Por mi parte, pronto aprendí que si no le incumbía mostrar nuevas fidelidades, es porque jamás demostró perdurables afectos. Es decir, sus relaciones oficiales eran las de un profesionista probo y eficaz. Si la probidad era sólo aparente y la eficacia sustantiva -y ambas fachada para sobrevivir en el pantano de la corrupción política y judicial- es cuestión de conjetura. Creo que el licenciado Zurinaga nunca se querelló con un funcionario público porque jamás quiso a ninguno. Esto él no necesitaba decirlo. Su vida, su carrera, incluso su dignidad, lo confirmaban…

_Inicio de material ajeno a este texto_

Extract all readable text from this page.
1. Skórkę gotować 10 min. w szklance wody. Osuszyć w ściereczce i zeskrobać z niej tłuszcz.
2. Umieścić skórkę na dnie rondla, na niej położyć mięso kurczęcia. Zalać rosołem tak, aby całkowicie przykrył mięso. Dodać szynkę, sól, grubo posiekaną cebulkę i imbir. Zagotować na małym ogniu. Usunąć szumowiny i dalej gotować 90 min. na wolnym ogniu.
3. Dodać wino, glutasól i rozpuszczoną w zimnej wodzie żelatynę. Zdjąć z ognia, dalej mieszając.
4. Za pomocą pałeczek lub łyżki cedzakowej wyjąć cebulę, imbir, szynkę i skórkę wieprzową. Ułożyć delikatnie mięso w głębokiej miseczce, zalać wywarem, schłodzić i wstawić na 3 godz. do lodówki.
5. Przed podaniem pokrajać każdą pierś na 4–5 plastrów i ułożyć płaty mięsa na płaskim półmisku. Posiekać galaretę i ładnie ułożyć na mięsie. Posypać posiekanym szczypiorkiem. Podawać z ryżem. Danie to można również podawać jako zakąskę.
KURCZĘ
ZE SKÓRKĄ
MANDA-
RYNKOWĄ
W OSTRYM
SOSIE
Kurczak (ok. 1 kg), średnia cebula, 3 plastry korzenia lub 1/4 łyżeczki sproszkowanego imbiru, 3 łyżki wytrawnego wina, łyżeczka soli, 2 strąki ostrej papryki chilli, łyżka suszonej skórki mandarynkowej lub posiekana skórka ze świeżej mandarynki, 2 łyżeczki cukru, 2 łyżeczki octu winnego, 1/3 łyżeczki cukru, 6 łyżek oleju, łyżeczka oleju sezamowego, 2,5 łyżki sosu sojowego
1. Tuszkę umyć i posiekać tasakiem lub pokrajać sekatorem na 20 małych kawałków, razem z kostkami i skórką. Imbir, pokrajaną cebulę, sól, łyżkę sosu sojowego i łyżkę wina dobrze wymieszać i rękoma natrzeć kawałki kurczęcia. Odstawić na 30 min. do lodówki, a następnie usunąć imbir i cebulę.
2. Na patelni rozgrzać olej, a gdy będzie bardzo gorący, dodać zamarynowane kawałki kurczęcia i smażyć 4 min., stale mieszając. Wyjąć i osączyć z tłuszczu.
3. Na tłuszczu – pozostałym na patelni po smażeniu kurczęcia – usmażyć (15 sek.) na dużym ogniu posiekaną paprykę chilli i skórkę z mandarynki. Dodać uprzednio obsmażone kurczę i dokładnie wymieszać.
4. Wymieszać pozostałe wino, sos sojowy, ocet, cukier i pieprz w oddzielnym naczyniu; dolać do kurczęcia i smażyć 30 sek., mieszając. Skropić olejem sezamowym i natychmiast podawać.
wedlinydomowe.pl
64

El licenciado Zurinaga, mi jefe, había dejado, desde hace un año, de salir de su casa. Nadie en el bufete se atrevió a imaginar que la ausencia física del personaje autorizaba lasitudes, bromas, impuntualidades. Todo lo contrario. Ausente, Zurinaga se hacía más presente que nunca.

Es como si hubiera amenazado: -Cuidadito. En cualquier momento me aparezco y los sorprendo. Atentos.